“Oleh karena itu, saya tidak melihat keharusan sama sekali bagi presiden untuk mengeluarkan Perppu. Konstitusi kita telah mengatatur tentang mekanisme jika sebuah regulasi dianggap bermasalah. Ada legislatif review, ada eksekutif review juga ada judicial review,” kata dia.

Sementara itu, lanjut Sulthan, UU KPK yang baru dilahirkan belum ada nomornya dan belum masuk dalam lembaran negara. Seharusnya semua pihak menunggu dahulu terbit, baru kemudian memberikan pertentangan lewat jalur yang diatur konstitusi.

“Beginilah idealnya cara kita dalam bernegara. Negara tidak boleh terjebak pada penggiringan opini bahwa UU KPK adalah bentuk pelemahan, dicoba dahulu KPK berjalan dengan UU baru, lalu disimpulkan. Tolong jangan suuzan berlebihan,” jelas dia.

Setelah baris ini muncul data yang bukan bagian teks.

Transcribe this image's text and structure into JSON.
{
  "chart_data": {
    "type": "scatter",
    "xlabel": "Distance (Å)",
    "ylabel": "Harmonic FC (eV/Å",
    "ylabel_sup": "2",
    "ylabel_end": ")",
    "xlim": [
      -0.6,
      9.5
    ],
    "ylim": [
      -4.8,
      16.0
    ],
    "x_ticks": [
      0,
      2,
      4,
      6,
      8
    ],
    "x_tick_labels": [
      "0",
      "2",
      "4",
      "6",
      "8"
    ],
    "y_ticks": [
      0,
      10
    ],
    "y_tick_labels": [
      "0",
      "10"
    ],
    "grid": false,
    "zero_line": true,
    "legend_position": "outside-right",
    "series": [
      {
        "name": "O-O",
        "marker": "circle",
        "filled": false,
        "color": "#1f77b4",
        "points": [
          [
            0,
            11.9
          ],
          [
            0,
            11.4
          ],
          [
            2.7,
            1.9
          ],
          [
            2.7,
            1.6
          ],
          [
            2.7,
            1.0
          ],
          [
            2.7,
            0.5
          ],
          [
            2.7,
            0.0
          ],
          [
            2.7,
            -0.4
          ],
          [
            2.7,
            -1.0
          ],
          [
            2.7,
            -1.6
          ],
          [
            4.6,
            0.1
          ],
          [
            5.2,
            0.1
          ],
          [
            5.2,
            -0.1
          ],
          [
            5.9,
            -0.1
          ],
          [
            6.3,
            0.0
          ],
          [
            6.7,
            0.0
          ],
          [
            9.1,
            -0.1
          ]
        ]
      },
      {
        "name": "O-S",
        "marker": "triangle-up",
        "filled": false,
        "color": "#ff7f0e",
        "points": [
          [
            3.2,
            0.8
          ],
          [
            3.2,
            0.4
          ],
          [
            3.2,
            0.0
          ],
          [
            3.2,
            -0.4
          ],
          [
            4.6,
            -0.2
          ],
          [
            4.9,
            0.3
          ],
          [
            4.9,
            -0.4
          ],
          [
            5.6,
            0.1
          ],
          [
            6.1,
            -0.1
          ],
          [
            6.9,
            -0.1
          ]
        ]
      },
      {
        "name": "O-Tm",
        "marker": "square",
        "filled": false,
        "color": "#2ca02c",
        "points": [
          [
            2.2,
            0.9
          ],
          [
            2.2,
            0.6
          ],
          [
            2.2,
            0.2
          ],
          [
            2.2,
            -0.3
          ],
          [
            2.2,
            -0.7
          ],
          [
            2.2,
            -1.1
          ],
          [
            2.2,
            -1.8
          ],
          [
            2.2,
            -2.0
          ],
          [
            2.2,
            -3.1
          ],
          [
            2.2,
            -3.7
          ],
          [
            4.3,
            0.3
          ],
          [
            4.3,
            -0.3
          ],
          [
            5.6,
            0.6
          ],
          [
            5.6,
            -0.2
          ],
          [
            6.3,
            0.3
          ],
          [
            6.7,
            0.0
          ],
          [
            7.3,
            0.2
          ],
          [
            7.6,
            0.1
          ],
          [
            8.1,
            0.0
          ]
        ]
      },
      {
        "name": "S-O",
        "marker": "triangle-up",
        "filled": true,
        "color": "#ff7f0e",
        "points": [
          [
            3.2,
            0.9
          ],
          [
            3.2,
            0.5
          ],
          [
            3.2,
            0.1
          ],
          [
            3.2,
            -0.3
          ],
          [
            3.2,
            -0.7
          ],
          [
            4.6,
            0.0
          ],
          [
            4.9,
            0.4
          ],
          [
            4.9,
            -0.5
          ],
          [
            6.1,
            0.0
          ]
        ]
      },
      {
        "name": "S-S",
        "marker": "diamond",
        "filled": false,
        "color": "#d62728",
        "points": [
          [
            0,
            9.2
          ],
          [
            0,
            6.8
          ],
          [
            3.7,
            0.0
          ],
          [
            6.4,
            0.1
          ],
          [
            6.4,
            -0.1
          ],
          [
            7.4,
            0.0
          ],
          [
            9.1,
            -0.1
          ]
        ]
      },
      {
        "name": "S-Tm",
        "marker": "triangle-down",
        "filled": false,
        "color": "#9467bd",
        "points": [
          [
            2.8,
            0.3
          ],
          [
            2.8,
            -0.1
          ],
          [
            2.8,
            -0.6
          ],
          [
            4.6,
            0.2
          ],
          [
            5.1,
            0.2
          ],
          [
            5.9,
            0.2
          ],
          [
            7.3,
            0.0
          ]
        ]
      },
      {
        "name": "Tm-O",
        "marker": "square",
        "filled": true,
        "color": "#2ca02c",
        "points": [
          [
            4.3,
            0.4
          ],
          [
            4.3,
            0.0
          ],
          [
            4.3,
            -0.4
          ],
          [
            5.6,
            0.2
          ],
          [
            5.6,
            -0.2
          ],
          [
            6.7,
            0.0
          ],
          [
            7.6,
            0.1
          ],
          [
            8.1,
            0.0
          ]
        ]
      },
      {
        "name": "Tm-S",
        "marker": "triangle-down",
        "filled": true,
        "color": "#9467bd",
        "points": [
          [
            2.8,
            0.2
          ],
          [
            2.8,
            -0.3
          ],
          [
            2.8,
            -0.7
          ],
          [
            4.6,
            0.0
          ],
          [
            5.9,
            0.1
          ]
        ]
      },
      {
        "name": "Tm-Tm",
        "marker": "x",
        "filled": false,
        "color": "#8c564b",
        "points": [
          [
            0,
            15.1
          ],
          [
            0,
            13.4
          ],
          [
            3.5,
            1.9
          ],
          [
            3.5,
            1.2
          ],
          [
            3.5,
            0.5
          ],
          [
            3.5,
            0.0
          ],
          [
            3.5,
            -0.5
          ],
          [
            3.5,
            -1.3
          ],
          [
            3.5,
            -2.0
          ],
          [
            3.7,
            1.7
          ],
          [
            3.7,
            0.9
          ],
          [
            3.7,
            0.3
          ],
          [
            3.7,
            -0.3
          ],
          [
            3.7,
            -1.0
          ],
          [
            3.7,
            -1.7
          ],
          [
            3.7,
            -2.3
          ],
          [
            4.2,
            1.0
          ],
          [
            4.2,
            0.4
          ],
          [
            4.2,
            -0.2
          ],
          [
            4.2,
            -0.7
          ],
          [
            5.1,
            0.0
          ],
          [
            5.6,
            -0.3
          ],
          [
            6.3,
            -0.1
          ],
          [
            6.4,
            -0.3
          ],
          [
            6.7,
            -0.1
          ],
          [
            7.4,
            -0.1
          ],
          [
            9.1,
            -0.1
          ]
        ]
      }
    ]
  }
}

Lebih lanjut kata Sulthan, pemaksaan pengeluaran Perppu karena desakan bisa jadi preseden buruk ke depan. Dia juga menganggap selama ini KPK dalam menangani perkara selalu mengatakan jika berkeberatan jangan bermain dengan opini. Ada jalur hukum yang bisa ditempuh. Misalnya praperadilan, lalu jika merasa tidak bersalah silahkan buktikan di persidangan.

“Nah, ini di soal revisi UU KPK kok standar ganda. Pakai logika yang sama dong, tempur saja jalur konstitusional yang tersedia. Dan bagi saya, Perppu bukan salah satu dari jalur yang tersedia tersebut dalam masalah revisi UU KPK ini,” jelas dia.